Originally Posted by Kayelle
I found it for $4.00 for 1 oz. to try.. I'll pop for 8 oz. at nuts.com. Thank you for the help.
Tell me, can you use it like you would flour in say a mushroom or sausage gravy like you would flour?
It works more like cornstarch but is a lot more powerful. What I generally do is first make a thickener base. To do this, whisk a teaspoon or two into about a cup of liquid off the stove (cold is better, but hot works ok, too), and let it set for 5 minutes until it thickens. Then you whisk this mixture as needed into whatever you're cooking. You'll get much more control this way, and a smoother end result.
A couple of tips I've found through trial and error:
- Mix it quickly and mix it well. It isn't as forgiving as cornstarch, so you won't get a second opportunity if it's lumpy. I usually just use an immersion blender because it's easy.

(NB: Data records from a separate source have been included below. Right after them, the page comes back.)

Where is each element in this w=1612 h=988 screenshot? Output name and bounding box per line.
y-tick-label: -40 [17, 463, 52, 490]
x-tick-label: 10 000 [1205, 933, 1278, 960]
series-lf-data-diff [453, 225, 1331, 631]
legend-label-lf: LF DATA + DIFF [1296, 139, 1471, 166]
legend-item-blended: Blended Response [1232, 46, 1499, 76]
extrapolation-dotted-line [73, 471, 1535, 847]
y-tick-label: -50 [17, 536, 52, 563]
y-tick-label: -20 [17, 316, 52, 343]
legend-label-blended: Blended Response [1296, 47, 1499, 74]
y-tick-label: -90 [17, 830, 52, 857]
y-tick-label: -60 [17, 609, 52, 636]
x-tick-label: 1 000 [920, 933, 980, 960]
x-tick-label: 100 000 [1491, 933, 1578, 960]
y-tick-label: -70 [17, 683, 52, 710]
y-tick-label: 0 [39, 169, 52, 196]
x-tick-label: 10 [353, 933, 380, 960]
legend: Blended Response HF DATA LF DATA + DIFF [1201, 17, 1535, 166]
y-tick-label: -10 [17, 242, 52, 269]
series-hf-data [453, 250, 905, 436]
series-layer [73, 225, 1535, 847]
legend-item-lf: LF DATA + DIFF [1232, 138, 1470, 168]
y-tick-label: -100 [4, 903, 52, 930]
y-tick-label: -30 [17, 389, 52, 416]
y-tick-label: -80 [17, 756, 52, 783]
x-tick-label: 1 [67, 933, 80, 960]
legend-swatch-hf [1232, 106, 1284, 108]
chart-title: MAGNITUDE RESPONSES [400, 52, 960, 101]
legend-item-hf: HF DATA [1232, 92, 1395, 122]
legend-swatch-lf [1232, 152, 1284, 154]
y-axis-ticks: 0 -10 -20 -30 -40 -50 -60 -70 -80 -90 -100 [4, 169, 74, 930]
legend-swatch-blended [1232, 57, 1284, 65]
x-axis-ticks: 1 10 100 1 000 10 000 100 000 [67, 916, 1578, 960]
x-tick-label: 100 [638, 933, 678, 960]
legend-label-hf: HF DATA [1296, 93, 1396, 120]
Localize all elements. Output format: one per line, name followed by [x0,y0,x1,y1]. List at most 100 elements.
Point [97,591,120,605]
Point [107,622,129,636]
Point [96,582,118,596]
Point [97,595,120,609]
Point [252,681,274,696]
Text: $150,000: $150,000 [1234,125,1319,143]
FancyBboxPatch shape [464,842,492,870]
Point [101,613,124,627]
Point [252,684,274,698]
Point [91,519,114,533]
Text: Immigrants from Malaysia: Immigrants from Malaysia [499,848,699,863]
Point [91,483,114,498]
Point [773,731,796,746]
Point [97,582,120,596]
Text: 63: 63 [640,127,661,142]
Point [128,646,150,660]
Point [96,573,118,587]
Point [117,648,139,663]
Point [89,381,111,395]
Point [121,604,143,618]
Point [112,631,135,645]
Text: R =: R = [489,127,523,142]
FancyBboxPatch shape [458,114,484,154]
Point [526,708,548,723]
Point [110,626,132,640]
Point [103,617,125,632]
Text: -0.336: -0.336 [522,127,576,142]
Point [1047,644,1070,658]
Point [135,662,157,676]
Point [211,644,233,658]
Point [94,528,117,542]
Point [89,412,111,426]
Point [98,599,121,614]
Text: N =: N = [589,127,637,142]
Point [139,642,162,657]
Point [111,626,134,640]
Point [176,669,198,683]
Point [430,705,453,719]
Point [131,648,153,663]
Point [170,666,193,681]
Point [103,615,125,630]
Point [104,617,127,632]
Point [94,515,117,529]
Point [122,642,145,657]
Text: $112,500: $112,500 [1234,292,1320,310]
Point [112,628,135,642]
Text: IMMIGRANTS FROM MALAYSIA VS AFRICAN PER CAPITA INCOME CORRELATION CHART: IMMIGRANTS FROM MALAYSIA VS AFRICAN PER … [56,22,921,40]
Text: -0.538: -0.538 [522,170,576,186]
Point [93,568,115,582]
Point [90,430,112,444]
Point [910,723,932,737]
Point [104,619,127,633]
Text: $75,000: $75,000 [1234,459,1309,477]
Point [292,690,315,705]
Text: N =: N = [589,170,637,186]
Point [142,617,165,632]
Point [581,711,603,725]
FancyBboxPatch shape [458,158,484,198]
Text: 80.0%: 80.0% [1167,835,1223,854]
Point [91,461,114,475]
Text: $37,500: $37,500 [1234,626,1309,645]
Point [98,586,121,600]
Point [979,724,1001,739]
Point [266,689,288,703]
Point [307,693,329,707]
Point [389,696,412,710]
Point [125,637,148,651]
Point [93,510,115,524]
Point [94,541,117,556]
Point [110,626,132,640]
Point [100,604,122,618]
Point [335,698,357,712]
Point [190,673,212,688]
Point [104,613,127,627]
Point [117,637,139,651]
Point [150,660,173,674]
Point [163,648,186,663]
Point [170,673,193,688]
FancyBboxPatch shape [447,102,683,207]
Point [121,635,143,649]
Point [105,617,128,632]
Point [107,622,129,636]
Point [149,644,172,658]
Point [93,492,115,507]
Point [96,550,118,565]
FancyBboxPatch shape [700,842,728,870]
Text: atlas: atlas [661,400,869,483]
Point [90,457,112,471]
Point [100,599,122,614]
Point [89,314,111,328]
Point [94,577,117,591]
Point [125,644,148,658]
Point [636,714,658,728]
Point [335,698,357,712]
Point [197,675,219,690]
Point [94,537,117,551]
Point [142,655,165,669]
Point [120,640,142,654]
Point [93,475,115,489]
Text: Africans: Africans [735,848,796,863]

- A little goes a long way. To thicken a cup of liquid, start with a teaspoon of konjac. For something like cream soups, I've used maybe a tablespoon for 4 quarts. This is why I prefer to make a base first. I can make the base as thick as I want, and then just add it a little at a time to my soup or sauce to get the desired viscosity.
- You can use flavored liquids, such as stock, or even white wine, to make your thickener base.
- Once you start making the thickener, don't get distracted. I learned this lesson the hard way. I walked away for a minute to stir something on the stove and when I turned back around it had already started to gel up.
I haven't tried it specifically for sausage gravy (what a great idea) but I'm sure it would work. I thickened my oyster stew with it this year.